Совместите его профессию с тем обстоятельством, что Империя уже содействовала одному нападению на нас во времена моего отца — и станет возможным исполнение самых зловещих ожиданий. Та первая атака провалилась. Сомнительно, чтобы после этого Империя позабыла о нас.
— Среди обнаруженных вами фактов не было ли чего-нибудь, подтверждающего такую версию? — осторожно спросил четвертый. — Вы ничего не утаиваете?
Форелл ответил в дружеском тоне:
— Я ничего не могу утаивать. Отныне не может быть и речи о деловом соперничестве. Мы призваны к единству.
— Патриотизм? — в высоком голосе третьего прозвучал смешок.
— К дьяволу патриотизм, — спокойно сказал Форелл. — Или вы думаете, что я бы отдал за будущую Вторую Империю хотя бы два клуба атомной эманации? Может быть, вы думаете, что для того, чтобы расчистить к ней путь, я рискнул бы хоть одной торговой миссией? Но неужели вы полагаете, что имперское завоевание поможет моему процветанию — или вашему? Если Империя победит, появится достаточное количество ворон, жаждущих падали и требующих вознаграждения после битвы.

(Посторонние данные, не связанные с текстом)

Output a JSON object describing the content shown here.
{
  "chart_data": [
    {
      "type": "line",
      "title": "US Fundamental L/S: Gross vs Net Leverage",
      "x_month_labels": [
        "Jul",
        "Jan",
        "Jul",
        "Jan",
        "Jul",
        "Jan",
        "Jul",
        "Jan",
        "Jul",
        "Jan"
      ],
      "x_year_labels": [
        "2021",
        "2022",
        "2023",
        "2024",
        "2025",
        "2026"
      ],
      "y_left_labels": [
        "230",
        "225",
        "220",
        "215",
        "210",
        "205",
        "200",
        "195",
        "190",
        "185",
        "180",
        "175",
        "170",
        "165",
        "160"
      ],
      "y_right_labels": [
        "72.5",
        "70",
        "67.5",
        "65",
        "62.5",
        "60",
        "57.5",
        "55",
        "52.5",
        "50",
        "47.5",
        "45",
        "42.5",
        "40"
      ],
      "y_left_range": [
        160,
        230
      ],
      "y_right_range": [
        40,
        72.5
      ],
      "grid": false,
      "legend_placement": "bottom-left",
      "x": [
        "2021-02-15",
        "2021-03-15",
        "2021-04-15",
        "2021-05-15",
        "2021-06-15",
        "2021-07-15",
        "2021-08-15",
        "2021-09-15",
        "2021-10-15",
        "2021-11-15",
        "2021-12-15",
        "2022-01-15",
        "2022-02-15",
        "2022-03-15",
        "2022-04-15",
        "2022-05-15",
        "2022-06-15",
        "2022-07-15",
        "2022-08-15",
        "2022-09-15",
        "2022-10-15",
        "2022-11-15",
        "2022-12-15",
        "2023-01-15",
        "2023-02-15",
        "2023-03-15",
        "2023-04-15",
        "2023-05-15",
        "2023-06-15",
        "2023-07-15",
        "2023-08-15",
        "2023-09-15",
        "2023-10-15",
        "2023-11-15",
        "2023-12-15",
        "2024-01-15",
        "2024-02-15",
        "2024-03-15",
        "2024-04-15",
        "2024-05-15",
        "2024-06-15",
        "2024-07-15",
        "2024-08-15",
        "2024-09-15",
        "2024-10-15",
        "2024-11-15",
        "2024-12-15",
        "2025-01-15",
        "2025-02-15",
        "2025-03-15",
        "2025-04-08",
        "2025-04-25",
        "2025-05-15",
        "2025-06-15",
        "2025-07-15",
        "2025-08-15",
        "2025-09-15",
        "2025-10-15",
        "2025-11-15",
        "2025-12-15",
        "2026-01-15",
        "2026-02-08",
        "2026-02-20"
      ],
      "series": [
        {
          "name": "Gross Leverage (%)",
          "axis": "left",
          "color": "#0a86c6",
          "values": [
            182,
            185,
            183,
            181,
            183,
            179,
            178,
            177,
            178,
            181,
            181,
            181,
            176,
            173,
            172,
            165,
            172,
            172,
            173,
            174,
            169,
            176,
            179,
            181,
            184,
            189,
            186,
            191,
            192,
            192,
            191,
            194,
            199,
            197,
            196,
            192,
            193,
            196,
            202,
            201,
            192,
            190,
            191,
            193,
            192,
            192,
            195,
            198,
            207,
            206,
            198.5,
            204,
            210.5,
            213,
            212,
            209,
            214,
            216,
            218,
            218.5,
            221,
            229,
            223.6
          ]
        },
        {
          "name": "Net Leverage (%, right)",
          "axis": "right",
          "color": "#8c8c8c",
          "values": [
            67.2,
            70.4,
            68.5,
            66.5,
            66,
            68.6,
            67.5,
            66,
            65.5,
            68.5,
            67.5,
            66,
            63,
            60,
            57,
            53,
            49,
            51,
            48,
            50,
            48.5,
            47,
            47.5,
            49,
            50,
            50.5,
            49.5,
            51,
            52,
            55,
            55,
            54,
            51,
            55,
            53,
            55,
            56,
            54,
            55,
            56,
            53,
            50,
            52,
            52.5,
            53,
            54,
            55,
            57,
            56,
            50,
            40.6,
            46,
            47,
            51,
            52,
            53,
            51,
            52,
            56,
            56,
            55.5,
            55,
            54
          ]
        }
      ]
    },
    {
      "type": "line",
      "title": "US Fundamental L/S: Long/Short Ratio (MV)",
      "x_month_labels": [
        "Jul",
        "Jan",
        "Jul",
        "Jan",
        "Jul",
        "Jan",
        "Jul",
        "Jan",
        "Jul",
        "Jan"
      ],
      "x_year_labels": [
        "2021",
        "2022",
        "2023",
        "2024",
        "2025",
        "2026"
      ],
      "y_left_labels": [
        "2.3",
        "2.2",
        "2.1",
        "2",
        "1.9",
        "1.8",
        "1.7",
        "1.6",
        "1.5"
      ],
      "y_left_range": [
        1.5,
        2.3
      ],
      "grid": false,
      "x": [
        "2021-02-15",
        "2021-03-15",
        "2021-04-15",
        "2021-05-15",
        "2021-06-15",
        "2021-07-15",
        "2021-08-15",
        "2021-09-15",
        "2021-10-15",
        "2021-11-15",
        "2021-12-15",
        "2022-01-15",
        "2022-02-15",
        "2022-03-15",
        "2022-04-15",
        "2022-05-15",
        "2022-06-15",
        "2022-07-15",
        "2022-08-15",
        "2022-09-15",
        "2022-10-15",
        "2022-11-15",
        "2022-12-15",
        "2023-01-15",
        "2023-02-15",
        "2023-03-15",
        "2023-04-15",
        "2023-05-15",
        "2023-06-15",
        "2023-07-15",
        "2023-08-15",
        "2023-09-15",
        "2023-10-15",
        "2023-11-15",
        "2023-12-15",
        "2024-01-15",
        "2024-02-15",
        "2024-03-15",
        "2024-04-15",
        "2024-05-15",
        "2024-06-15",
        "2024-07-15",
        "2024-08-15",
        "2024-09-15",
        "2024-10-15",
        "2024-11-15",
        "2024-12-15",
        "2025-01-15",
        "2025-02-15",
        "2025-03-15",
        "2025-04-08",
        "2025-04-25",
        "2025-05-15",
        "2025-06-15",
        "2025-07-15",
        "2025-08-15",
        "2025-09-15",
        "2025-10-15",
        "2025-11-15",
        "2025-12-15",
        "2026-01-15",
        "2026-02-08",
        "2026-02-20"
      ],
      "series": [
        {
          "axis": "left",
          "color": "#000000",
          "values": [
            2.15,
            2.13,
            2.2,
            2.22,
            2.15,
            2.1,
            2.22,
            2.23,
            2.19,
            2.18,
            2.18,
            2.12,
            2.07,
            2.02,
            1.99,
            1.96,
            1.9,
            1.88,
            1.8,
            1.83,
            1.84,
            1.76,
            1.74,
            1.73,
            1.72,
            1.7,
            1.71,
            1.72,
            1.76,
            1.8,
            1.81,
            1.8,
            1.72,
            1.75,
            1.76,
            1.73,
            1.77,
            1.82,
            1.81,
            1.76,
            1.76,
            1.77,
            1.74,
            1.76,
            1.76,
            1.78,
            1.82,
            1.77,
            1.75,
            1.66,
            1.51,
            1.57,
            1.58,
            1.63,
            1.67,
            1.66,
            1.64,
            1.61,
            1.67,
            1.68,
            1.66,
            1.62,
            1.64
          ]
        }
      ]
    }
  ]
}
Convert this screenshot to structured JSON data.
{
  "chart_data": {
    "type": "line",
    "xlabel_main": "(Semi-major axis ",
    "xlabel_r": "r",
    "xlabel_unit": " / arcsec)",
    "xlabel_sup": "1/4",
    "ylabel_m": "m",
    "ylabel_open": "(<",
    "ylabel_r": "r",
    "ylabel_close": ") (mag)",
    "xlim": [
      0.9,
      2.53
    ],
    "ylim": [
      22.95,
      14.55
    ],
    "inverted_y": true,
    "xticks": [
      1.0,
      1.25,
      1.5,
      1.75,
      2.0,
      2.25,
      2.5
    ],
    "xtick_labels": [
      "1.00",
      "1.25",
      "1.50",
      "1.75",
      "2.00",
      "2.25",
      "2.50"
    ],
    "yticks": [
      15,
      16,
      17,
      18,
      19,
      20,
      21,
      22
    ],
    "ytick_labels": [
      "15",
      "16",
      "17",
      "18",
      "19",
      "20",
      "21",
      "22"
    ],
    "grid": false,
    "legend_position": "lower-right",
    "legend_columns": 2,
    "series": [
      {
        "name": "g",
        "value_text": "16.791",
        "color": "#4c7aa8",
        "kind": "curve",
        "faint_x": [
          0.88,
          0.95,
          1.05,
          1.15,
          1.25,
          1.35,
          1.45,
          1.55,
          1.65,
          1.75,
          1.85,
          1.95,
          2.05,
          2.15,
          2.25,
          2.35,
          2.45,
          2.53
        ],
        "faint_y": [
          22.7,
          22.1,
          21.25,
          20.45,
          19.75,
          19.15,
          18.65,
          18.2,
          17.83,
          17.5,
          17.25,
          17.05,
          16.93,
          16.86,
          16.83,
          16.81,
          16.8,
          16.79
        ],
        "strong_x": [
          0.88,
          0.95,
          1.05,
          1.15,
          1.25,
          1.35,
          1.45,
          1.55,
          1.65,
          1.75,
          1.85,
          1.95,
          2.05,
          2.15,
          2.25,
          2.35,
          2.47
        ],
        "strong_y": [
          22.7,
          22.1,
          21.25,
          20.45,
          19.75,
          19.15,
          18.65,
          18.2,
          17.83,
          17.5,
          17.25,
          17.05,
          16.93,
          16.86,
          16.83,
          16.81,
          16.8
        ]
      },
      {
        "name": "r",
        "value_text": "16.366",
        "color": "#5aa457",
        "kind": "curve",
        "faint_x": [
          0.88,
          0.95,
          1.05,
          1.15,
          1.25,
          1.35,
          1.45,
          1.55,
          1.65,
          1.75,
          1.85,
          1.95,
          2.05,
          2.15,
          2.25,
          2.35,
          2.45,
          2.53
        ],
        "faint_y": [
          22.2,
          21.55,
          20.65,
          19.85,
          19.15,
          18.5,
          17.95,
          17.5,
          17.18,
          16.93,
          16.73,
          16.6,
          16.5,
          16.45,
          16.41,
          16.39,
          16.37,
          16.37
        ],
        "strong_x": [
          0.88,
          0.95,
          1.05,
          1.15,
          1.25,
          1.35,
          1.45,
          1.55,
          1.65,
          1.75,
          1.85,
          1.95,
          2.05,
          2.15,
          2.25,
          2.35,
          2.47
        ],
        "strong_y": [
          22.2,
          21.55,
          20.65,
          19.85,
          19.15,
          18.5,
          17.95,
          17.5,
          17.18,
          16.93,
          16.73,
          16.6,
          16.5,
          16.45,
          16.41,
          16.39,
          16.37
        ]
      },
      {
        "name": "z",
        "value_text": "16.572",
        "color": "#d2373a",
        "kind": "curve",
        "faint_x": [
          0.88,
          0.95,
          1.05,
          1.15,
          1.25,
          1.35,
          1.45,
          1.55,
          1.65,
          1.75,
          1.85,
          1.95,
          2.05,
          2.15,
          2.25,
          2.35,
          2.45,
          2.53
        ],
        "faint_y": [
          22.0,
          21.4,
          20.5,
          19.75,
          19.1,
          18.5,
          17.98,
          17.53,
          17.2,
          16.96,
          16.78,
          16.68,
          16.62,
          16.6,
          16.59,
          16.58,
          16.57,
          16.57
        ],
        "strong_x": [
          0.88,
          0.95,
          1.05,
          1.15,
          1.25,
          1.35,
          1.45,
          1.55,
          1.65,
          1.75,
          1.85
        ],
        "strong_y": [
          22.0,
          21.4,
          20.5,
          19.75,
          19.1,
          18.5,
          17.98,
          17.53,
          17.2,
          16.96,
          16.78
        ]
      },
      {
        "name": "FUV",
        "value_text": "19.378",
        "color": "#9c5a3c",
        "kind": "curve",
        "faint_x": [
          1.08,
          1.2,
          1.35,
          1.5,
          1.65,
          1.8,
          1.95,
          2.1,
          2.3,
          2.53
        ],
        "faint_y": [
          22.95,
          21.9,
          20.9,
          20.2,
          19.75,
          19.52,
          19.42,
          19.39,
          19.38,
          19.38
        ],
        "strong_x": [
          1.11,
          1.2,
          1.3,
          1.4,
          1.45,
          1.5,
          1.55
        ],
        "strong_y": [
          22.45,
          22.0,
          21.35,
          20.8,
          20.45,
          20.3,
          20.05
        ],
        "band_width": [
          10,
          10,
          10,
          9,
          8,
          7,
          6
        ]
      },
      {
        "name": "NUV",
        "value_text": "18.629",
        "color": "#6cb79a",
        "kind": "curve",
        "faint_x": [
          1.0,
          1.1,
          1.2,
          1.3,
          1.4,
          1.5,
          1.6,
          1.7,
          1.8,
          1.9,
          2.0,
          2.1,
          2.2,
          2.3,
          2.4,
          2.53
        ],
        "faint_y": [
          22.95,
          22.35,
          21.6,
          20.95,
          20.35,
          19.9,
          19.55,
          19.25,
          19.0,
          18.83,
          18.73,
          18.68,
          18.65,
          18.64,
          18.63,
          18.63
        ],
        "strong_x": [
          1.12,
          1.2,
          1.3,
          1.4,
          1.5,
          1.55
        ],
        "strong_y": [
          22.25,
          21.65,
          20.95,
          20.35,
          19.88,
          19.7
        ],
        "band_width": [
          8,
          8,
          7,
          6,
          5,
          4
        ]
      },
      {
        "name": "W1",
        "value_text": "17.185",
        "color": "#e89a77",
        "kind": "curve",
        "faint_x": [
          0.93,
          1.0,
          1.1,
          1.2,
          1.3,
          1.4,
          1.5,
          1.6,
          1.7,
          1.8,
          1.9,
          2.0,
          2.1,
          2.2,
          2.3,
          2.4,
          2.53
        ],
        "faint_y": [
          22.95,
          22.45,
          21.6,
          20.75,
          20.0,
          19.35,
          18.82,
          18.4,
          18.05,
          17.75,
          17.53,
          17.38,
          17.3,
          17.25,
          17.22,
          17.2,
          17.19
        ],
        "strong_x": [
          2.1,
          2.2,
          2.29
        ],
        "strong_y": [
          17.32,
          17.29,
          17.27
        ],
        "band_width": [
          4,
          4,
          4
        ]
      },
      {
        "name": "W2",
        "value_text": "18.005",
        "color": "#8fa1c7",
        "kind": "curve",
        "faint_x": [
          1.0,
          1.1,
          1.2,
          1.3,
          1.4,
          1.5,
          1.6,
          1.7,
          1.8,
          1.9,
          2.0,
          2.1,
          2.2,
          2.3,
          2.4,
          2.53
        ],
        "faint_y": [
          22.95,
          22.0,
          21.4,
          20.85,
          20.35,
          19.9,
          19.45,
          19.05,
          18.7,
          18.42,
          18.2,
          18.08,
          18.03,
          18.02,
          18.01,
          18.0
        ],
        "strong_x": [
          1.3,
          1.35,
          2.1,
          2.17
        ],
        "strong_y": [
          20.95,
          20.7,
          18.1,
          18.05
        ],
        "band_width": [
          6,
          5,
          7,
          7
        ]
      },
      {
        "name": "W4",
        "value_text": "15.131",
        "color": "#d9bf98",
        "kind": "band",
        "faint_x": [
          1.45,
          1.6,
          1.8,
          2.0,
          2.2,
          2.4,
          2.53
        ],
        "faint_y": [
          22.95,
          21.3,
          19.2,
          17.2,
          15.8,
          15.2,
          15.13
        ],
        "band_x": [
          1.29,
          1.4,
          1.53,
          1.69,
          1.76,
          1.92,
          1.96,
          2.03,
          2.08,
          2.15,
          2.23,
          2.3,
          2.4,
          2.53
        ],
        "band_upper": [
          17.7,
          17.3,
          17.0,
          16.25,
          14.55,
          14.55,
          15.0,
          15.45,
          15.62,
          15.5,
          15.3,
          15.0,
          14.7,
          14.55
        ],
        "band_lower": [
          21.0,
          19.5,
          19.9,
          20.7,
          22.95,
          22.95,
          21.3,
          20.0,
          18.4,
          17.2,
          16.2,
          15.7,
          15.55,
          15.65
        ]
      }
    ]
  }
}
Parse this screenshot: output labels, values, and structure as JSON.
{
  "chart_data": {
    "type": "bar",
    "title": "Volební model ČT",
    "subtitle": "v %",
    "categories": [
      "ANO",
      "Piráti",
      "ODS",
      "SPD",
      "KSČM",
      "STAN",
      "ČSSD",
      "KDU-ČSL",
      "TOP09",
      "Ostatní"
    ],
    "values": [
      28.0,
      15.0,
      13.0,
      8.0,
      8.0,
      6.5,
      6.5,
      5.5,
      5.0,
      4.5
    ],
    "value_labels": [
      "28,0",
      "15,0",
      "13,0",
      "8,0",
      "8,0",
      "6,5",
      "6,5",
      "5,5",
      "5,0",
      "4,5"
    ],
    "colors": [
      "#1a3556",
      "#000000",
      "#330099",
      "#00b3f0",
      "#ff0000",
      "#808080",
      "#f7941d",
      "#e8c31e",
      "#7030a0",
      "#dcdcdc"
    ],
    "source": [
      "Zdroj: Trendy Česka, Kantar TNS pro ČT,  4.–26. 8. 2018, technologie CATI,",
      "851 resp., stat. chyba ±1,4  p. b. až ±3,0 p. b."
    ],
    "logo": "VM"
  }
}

— А мы-то и будем вознаграждением, — сухо добавил четвертый.
Второй из собеседников внезапно нарушил свое молчание и гневно дернулся в скрипнувшем под ним кресле.
— Зачем говорить об этом? Империя не может победить! Имеется же заверение Селдона, что мы в конце концов построим Вторую Империю. Это только очередной кризис. До него таких было уже три.
— Очередной кризис, да! — сказал Форелл. — Но во время первых двух мы имели Сальвора Хардина, чтобы направлять нас. При третьем был Гобер Мэллоу. Кого мы имеем сейчас?
Он мрачно посмотрел на остальных и продолжал:
— Селдоновские законы психоистории, на которые так удобно ссылаться, имеют, вероятно, в качестве одной из переменных некую естественную инициативу, свойственную части народа Установления. Законы Селдона помогают тем, кто сам себе помогает.
— Людей делают времена, — сказал третий. — Вот вам еще одна поговорка.
— На это с абсолютной уверенностью положиться нельзя, — проворчал Форелл. — Впрочем, вот как я себе представляю ситуацию. Если это — четвертый кризис, то Селдон его предвидел. Значит, его можно разрешить, и должен быть способ сделать это. Сейчас Империя сильнее нас; и всегда была сильнее. Но под угрозой ее прямого нападения мы оказались впервые. Поэтому сила ее становится смертельно опасной. Значит, если Империю можно побить, то это, как и во всех прошлых кризисах, должно осуществиться иначе, чем одной только силой. Мы должны найти слабую сторону врага и атаковать его с этой стороны.
— И что же представляет собой эта слабая сторона? — спросил четвертый. — Вы намереваетесь развить теорию?
— Нет. К тому-то я и веду. Великие лидеры нашего прошлого всегда видели слабости своих врагов и нацеливались на них. Но сейчас…
В его голосе звучала беспомощность, и в течение нескольких мгновений никто не отважился что-либо добавить.
Затем четвертый собеседник сказал:
— Нам нужны шпионы.
Форелл стремительно обернулся к нему.
— Правильно! Я не знаю, когда Империя нападет. Может быть, есть еще время.
— Гобер Мэллоу сам отправился в имперские владения, — заметил второй.
Но Форелл покачал головой.
— Такая прямолинейная тактика нынче неуместна. Никто из нас не отличается особой молодостью, и все мы заржавели в бюрократии и административных мелочах. Нам нужны молодые люди, которые сейчас уже действуют…
— Независимые купцы? — спросил четвертый.